Hans, I wish you lived in the USA.
The 1750 Series 1 had Indigo grey and graphite grey. The add mentioned a grey but not which one.I am not an expert on Alfa Paint but was that Silver offered at the time of production?
Restoration of cars is all about choices and we see this in the different approaches taken and sometimes its not to factory original standards. Some methods of using second hand parts cleaned up, builds using NOS parts, builds using reproduction parts may get you to factory original standards, while other builds using the wrong parts engine, interior etc will not. You have to be clear what you want in a 105 car.Many of the parts that go into an original rebuild are no longer available for most of these cars, ... With an eye on quality, cost and availability, one reverts to reproduced pieces; some close to the original in specification, quality and function, some reproduced with increased performance in mind and some choices yet, purely aesthetic. Either way, ultimately, the cost of the parts holds a limited part in the overall cost picture of any restoration.

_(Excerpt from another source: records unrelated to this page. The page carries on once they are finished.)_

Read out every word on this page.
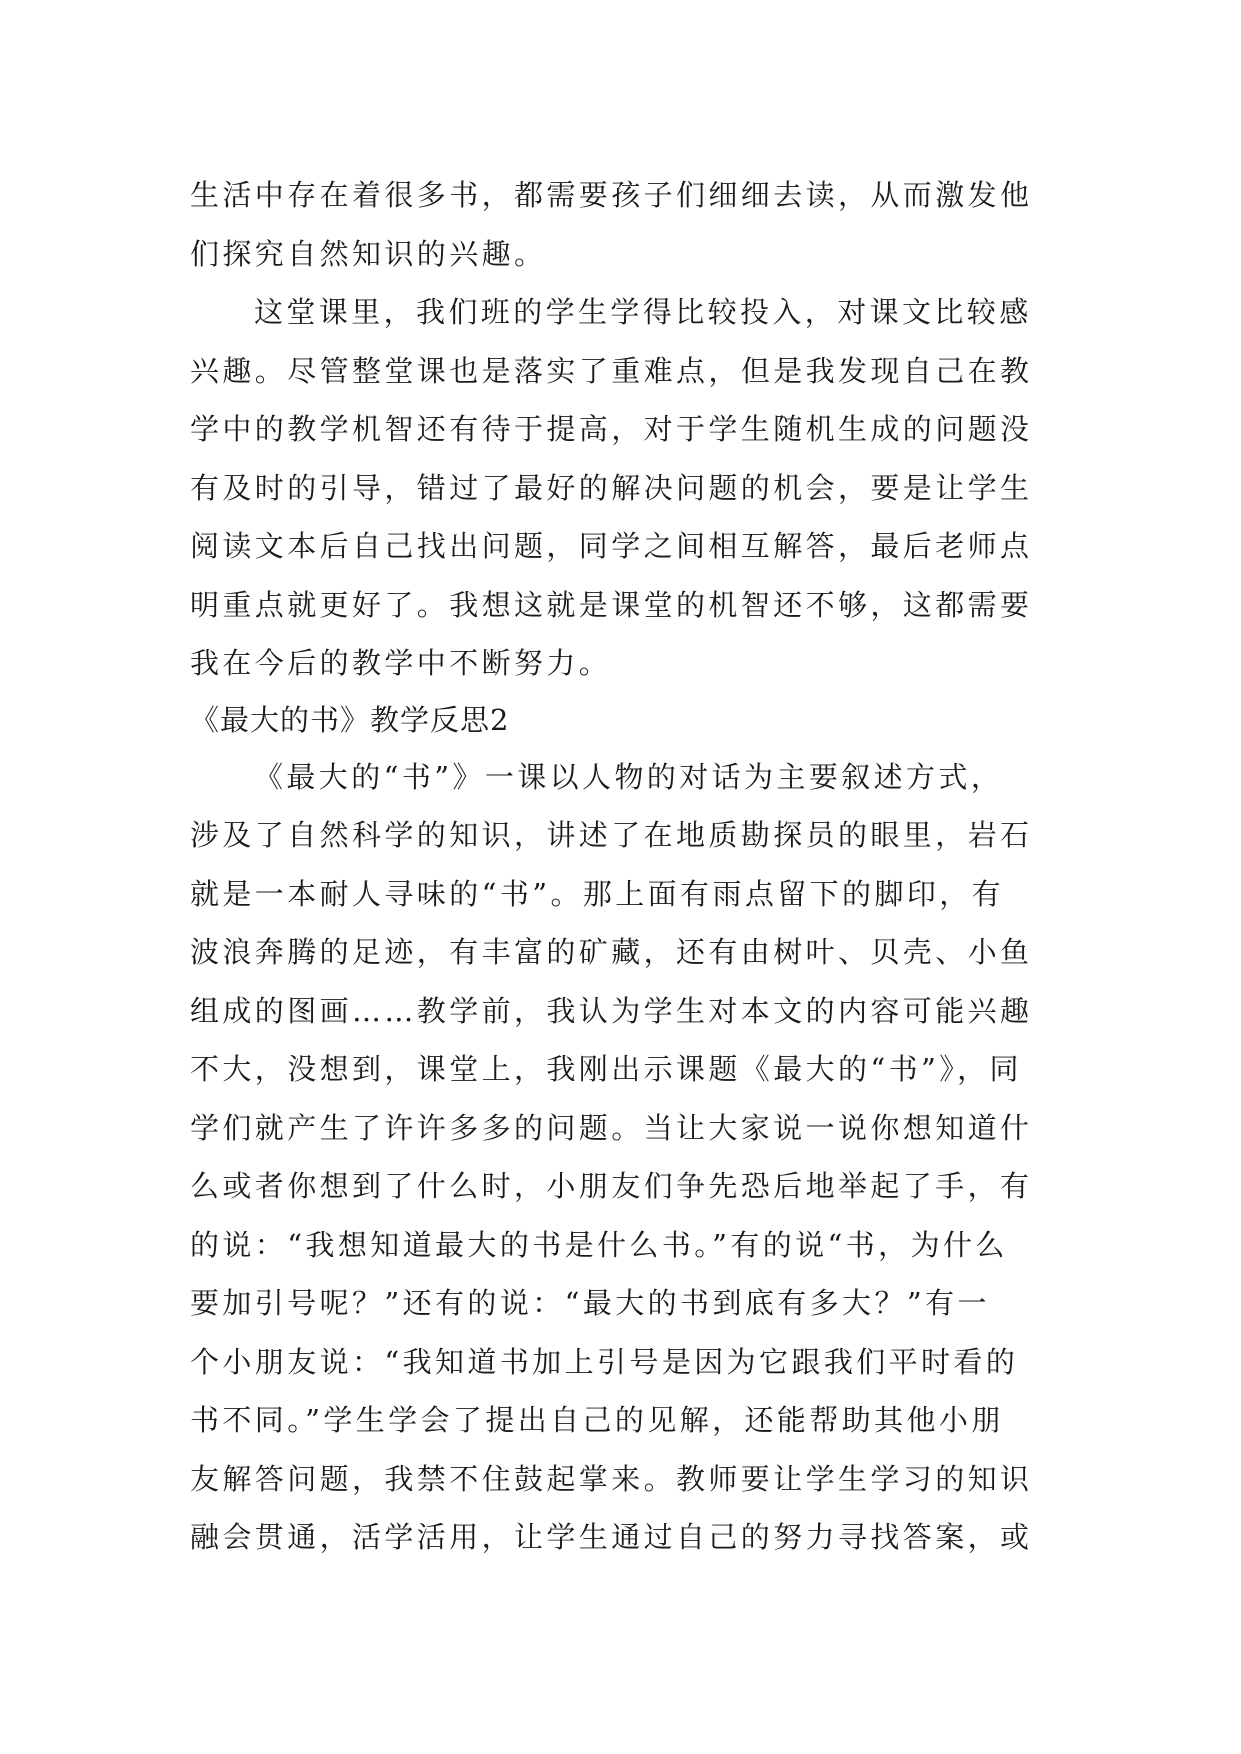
生活中存在着很多书，都需要孩子们细细去读，从而激发他
们探究自然知识的兴趣。
这堂课里，我们班的学生学得比较投入，对课文比较感
兴趣。尽管整堂课也是落实了重难点，但是我发现自己在教
学中的教学机智还有待于提高，对于学生随机生成的问题没
有及时的引导，错过了最好的解决问题的机会，要是让学生
阅读文本后自己找出问题，同学之间相互解答，最后老师点
明重点就更好了。我想这就是课堂的机智还不够，这都需要
我在今后的教学中不断努力。
《最大的书》教学反思2
《最大的“书”》一课以人物的对话为主要叙述方式，
涉及了自然科学的知识，讲述了在地质勘探员的眼里，岩石
就是一本耐人寻味的“书”。那上面有雨点留下的脚印，有
波浪奔腾的足迹，有丰富的矿藏，还有由树叶、贝壳、小鱼
组成的图画……教学前，我认为学生对本文的内容可能兴趣
不大，没想到，课堂上，我刚出示课题《最大的“书”》，同
学们就产生了许许多多的问题。当让大家说一说你想知道什
么或者你想到了什么时，小朋友们争先恐后地举起了手，有
的说：“我想知道最大的书是什么书。”有的说“书，为什么
要加引号呢？”还有的说：“最大的书到底有多大？”有一
个小朋友说：“我知道书加上引号是因为它跟我们平时看的
书不同。”学生学会了提出自己的见解，还能帮助其他小朋
友解答问题，我禁不住鼓起掌来。教师要让学生学习的知识
融会贯通，活学活用，让学生通过自己的努力寻找答案，或
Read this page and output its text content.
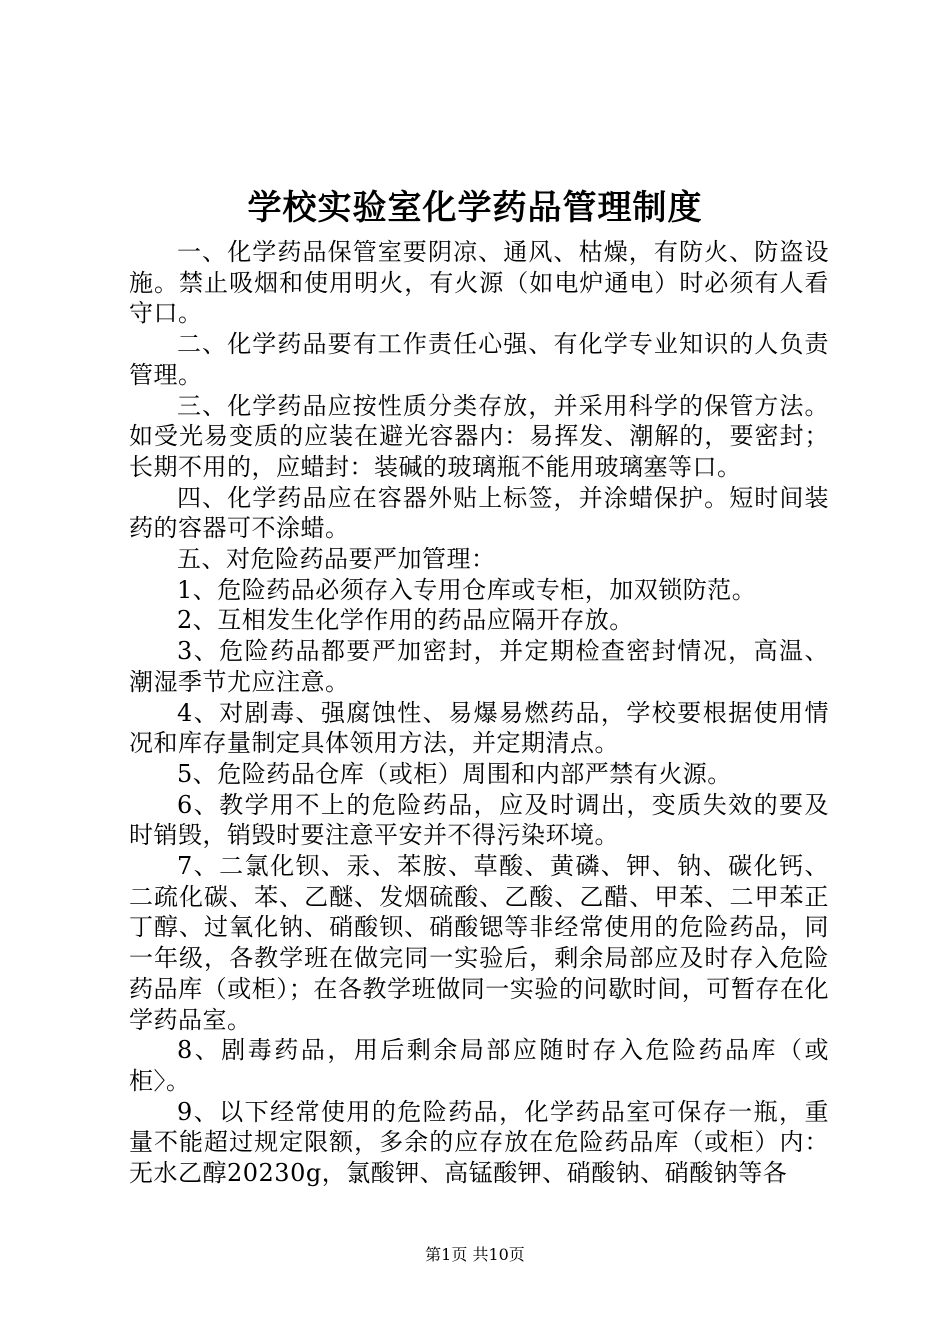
学校实验室化学药品管理制度

一、化学药品保管室要阴凉、通风、枯燥，有防火、防盗设施。禁止吸烟和使用明火，有火源（如电炉通电）时必须有人看守口。

二、化学药品要有工作责任心强、有化学专业知识的人负责管理。

三、化学药品应按性质分类存放，并采用科学的保管方法。如受光易变质的应装在避光容器内：易挥发、潮解的，要密封；长期不用的，应蜡封：装碱的玻璃瓶不能用玻璃塞等口。

四、化学药品应在容器外贴上标签，并涂蜡保护。短时间装药的容器可不涂蜡。

五、对危险药品要严加管理：

1、危险药品必须存入专用仓库或专柜，加双锁防范。

2、互相发生化学作用的药品应隔开存放。

3、危险药品都要严加密封，并定期检查密封情况，高温、潮湿季节尤应注意。

4、对剧毒、强腐蚀性、易爆易燃药品，学校要根据使用情况和库存量制定具体领用方法，并定期清点。

5、危险药品仓库（或柜）周围和内部严禁有火源。

6、教学用不上的危险药品，应及时调出，变质失效的要及时销毁，销毁时要注意平安并不得污染环境。

7、二氯化钡、汞、苯胺、草酸、黄磷、钾、钠、碳化钙、二疏化碳、苯、乙醚、发烟硫酸、乙酸、乙醋、甲苯、二甲苯正丁醇、过氧化钠、硝酸钡、硝酸锶等非经常使用的危险药品，同一年级，各教学班在做完同一实验后，剩余局部应及时存入危险药品库（或柜）；在各教学班做同一实验的问歇时间，可暂存在化学药品室。

8、剧毒药品，用后剩余局部应随时存入危险药品库（或柜〉。

9、以下经常使用的危险药品，化学药品室可保存一瓶，重量不能超过规定限额，多余的应存放在危险药品库（或柜）内：无水乙醇20230g，氯酸钾、高锰酸钾、硝酸钠、硝酸钠等各

第1页 共10页
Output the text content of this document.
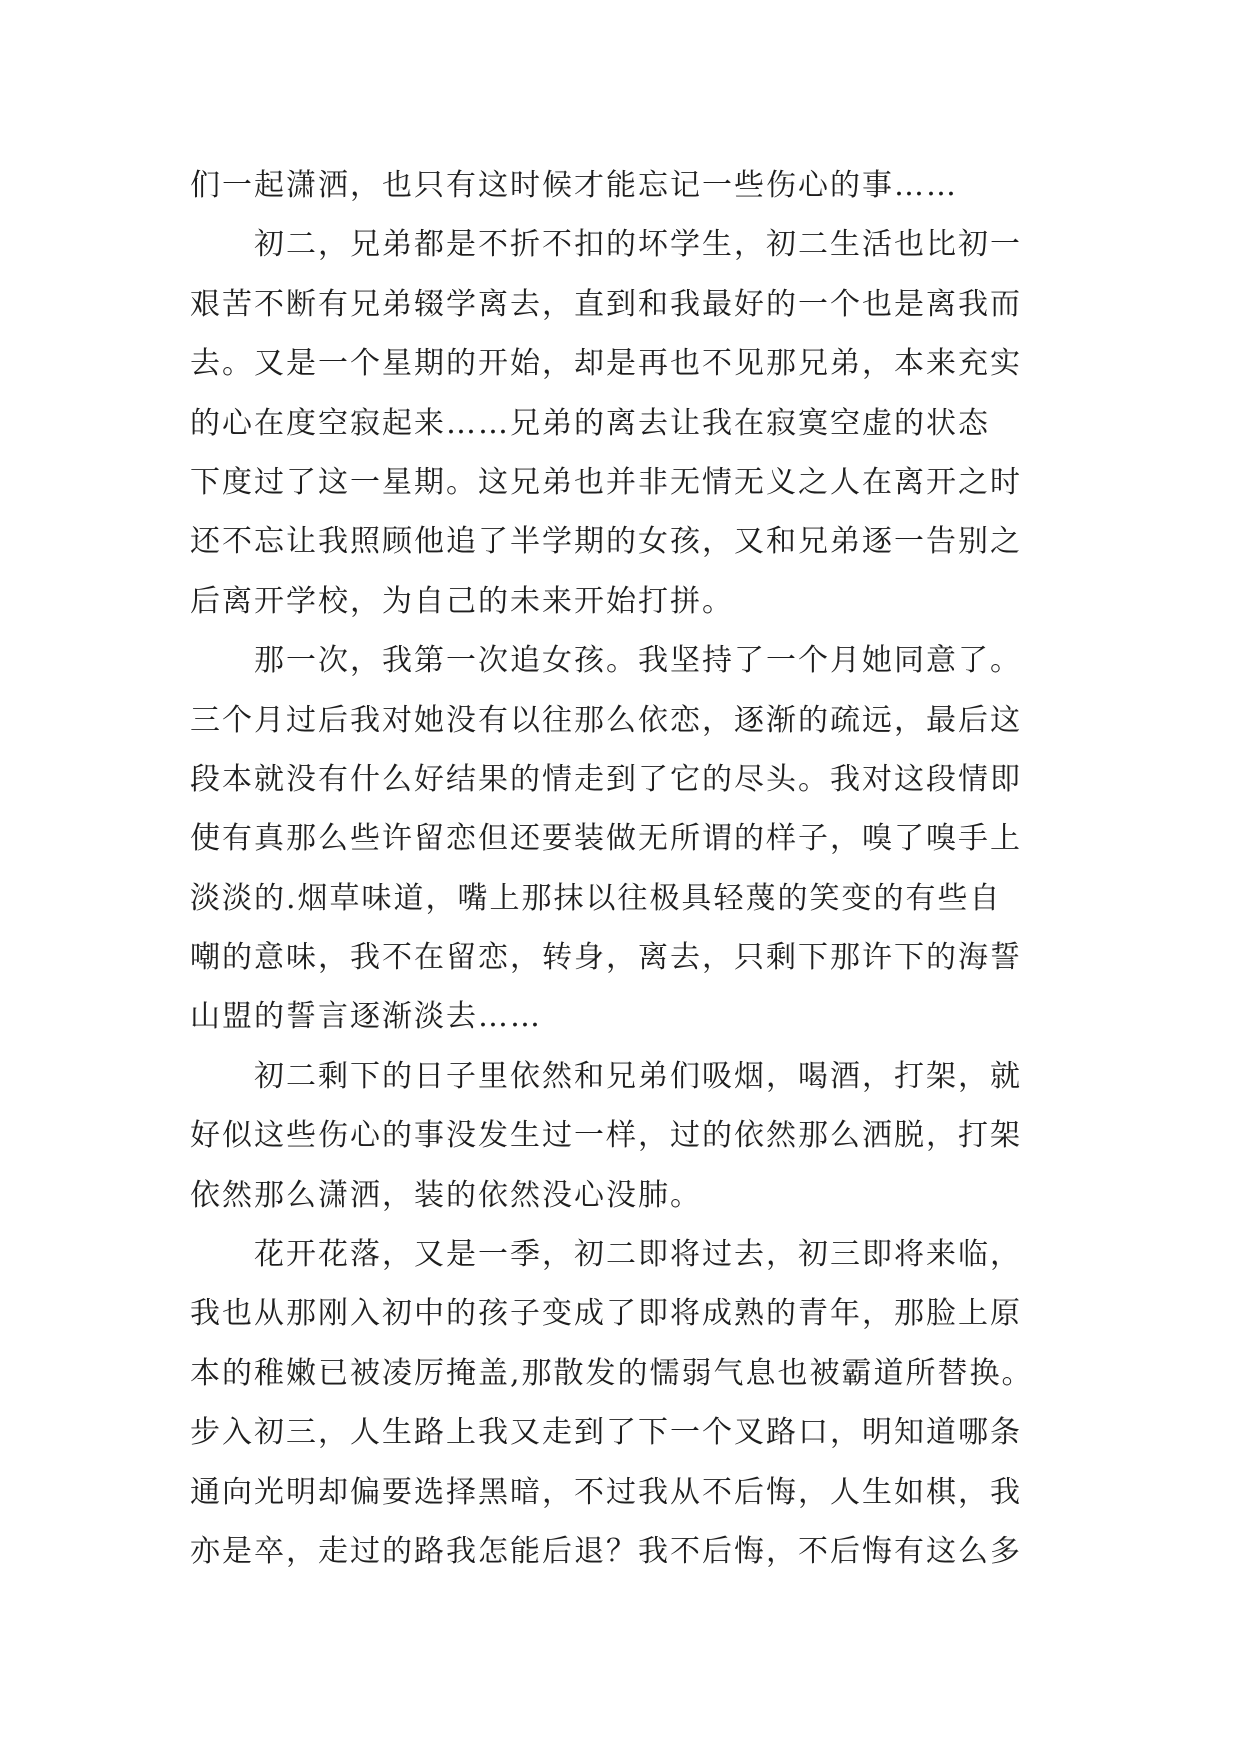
们一起潇洒，也只有这时候才能忘记一些伤心的事……
初二，兄弟都是不折不扣的坏学生，初二生活也比初一
艰苦不断有兄弟辍学离去，直到和我最好的一个也是离我而
去。又是一个星期的开始，却是再也不见那兄弟，本来充实
的心在度空寂起来……兄弟的离去让我在寂寞空虚的状态
下度过了这一星期。这兄弟也并非无情无义之人在离开之时
还不忘让我照顾他追了半学期的女孩，又和兄弟逐一告别之
后离开学校，为自己的未来开始打拼。
那一次，我第一次追女孩。我坚持了一个月她同意了。
三个月过后我对她没有以往那么依恋，逐渐的疏远，最后这
段本就没有什么好结果的情走到了它的尽头。我对这段情即
使有真那么些许留恋但还要装做无所谓的样子，嗅了嗅手上
淡淡的.烟草味道，嘴上那抹以往极具轻蔑的笑变的有些自
嘲的意味，我不在留恋，转身，离去，只剩下那许下的海誓
山盟的誓言逐渐淡去……
初二剩下的日子里依然和兄弟们吸烟，喝酒，打架，就
好似这些伤心的事没发生过一样，过的依然那么洒脱，打架
依然那么潇洒，装的依然没心没肺。
花开花落，又是一季，初二即将过去，初三即将来临，
我也从那刚入初中的孩子变成了即将成熟的青年，那脸上原
本的稚嫩已被凌厉掩盖,那散发的懦弱气息也被霸道所替换。
步入初三，人生路上我又走到了下一个叉路口，明知道哪条
通向光明却偏要选择黑暗，不过我从不后悔，人生如棋，我
亦是卒，走过的路我怎能后退？我不后悔，不后悔有这么多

To add some perspective, the $170k in receipts is very likely $CND (shop being in Canada). In $USD that would be a bit less than $130k, currently. This might have something to do with the $125-150k estimate, which is surely in $USD. Still, the word "staggering" was well chosen.I wasn't able to get that link to work, but found it at: http://catalogue.rmsothebys.com/books/zapo/#p=232 Click on the magnifying glass with the "+" sign inside it in order to make the text readable.
Yea, the catalog write-up says they spent $170K restoring it and that the work was done by Coachwerks of Victoria, B.C. RM Southebys calls the restoration price "staggering".
Estimated selling price is $125 - 150K, so even if you buy this GT at the high end of the range, you'll still be "saving" $20K (try convincing you wife of this logic!).
I'm not so sure.The cost of a restoration is directly proportional to the amount of money the shop thinks you have.